SHOSTAKOVICH Symphonies Nos 1 & 10 (Pletnev)

Author: 
Edward Seckerson
PTC5186 647. SHOSTAKOVICH Symphonies Nos 1 & 10 (Pletnev)SHOSTAKOVICH Symphonies Nos 1 & 10 (Pletnev)

SHOSTAKOVICH Symphonies Nos 1 & 10 (Pletnev)

  • Symphony No. 4
  • Symphony No. 10

You would expect Pletnev – a complicated and elusive character at the best of times – to offer a radical rethink of the renegade Fourth Symphony. And he does. Whether it works or not is another matter entirely and I suspect that only diehard collectors of the wayward and eccentric will respond positively to it. At almost 75 minutes it’s probably the longest account on disc – an indication of Pletnev’s inquisitive nature and his tendency, indeed desire, to lose himself in the otherworldliness of this awfully big adventure. Shostakovich at some kind of crossroads.

The opening flourishes (rousing cheers or collective panic?) are oddly muted, the ensuing march almost comically deliberate. The tune sounds even more facile at this tempo (a point worth making) but I’d have thought that Pletnev would want to underline that with more, not less from the xylophone (it has the tune after all), which is barely present in this mix. Taking the longer view of this sprawling first movement, it’s almost as if Pletnev wants to play down its structural rigour in favour of the uncertainty of where the music might decide to go next. Again, you could argue, a point worth making.
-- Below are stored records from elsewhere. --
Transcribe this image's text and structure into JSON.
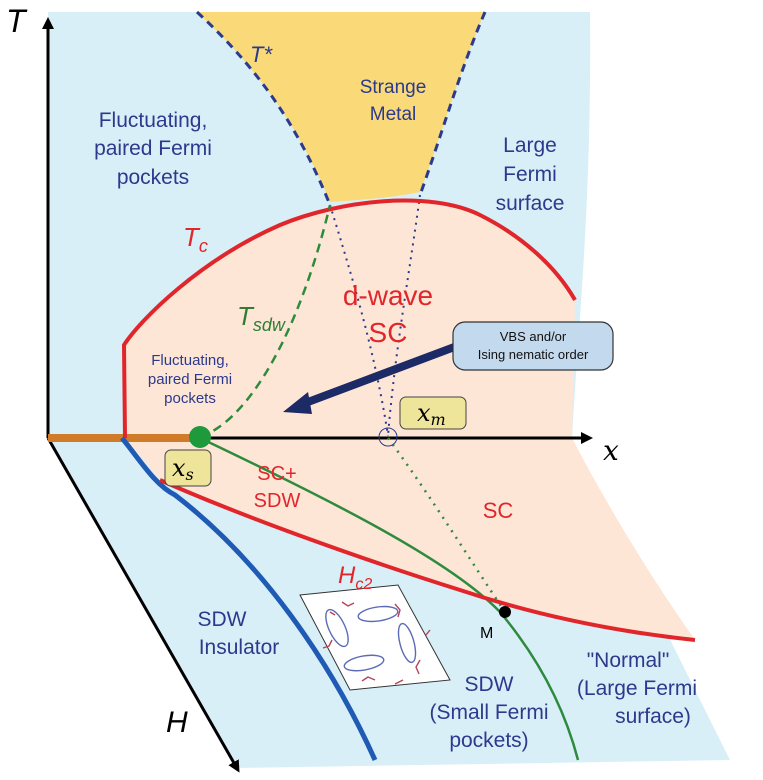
{
  "axes": {
    "t_axis": "T",
    "x_axis": "x",
    "h_axis": "H"
  },
  "lines": {
    "t_star": "T*",
    "t_c": "T",
    "t_c_sub": "c",
    "t_sdw": "T",
    "t_sdw_sub": "sdw",
    "h_c2": "H",
    "h_c2_sub": "c2"
  },
  "regions": {
    "strange_metal": [
      "Strange",
      "Metal"
    ],
    "fluct_upper": [
      "Fluctuating,",
      "paired Fermi",
      "pockets"
    ],
    "large_fermi": [
      "Large",
      "Fermi",
      "surface"
    ],
    "dwave": [
      "d-wave",
      "SC"
    ],
    "fluct_lower": [
      "Fluctuating,",
      "paired Fermi",
      "pockets"
    ],
    "sc_sdw": [
      "SC+",
      "SDW"
    ],
    "sc": "SC",
    "sdw_insulator": [
      "SDW",
      "Insulator"
    ],
    "sdw_small": [
      "SDW",
      "(Small Fermi",
      "pockets)"
    ],
    "normal": [
      "\"Normal\"",
      "(Large Fermi",
      "surface)"
    ]
  },
  "points": {
    "x_m_base": "x",
    "x_m_sub": "m",
    "x_s_base": "x",
    "x_s_sub": "s",
    "m_label": "M"
  },
  "callout": [
    "VBS and/or",
    "Ising nematic order"
  ],
  "colors": {
    "light_blue": "#d9eff7",
    "yellow": "#f9d978",
    "peach": "#fde6d6",
    "red": "#e0262b",
    "dark_blue": "#1f3a8a",
    "green": "#2e8b3e",
    "orange": "#cf7b2a",
    "navy_arrow": "#1c2a66",
    "callout_fill": "#c3d9ee",
    "label_fill": "#eee59a"
  }
}
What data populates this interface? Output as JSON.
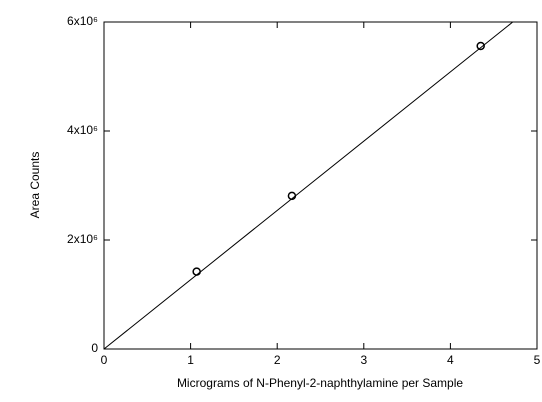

The slower tempos certainly draw attention to all the work’s anomalies, making it sound more, not less episodic, while also accentuating its searching nature. The best of this performance happens when the music is quietly mysterious – lost in time and space. The long lyric passage which comes in the wake of the introduction is truly strange and beautiful. One hears distant premonitions of the Fifth Symphony. Equally affecting is the painful oboe solo of the coda, poetically recalling a motif one might have thought of little consequence.

The price one pays for Pletnev’s deliberation is a lack of tautness, of edge, of cynicism. In the second movement the tempo-marking Moderato seems to mean something else entirely to Pletnev. But it’s not just the tempo but the woozy, heavy-limbed impression it conveys that I find disconcerting. It’s high on something or other and presumably it’s that hallucinatory, spaced-out quality that Pletnev wants to sustain right through to the iconic ticking percussion at the close. Clearly I’m trying very hard to give him the benefit of all my doubts.

An odd one, then. Time and again my listening notes refer to the need for keener focus and the edge which Pletnev and the highly cultivated Russian National Orchestra seem to deny rhythm and accenting. It diminishes the pungency of the circus-like divertissements in the third movement and blunts the impact of the huge anti-heroic climax towards the close, where timpani and horns are hopelessly reticent.

That rather fleshy, well-upholstered sound proves equally inappropriate as we step furtively into the shadowy opening pages of the Tenth Symphony. This pairing, of course, is all about Stalin’s all pervasive climate of fear and loathing, and Shostakovich’s creative response to it. Some regard the Tenth as his finest work and Pletnev certainly unfolds it with both reverence and cohesion. But there’s something about this almost Karajan-like plushness that diminishes the power of the message. Yes, there is the poetry of anxiety in those bass woodwind chorales and desolate piccolos in the coda, but the central climax is more monumental than it is trenchant and again trumpets and horns make little impression. The Scherzo’s lean and ferocious depiction of Stalin’s brutal legacy is well regimented but never dangerous. Where is the coarse military ‘rattle’ of the side drum, the snap and roar of trombones? Virtuosity is one thing (this orchestra has it in spades) but if punches are pulled in the characterisation then we are nowhere dramatically. Just compare Nelsons and the Boston Symphony in this movement, indeed this symphony. Hair raising.

And if we are seriously meant to feel the release of Stalin’s passing in the delirious coda of the finale – the composer’s musical monogram DSCH punching the air – then we certainly won’t do so with horns this feeble and rampant rhythms sounding like the message hasn’t yet come through that he’s gone.

Nelsons for the Tenth and Petrenko and the Royal Liverpool Philharmonic, or indeed Nelsons again (see below), for the Fourth.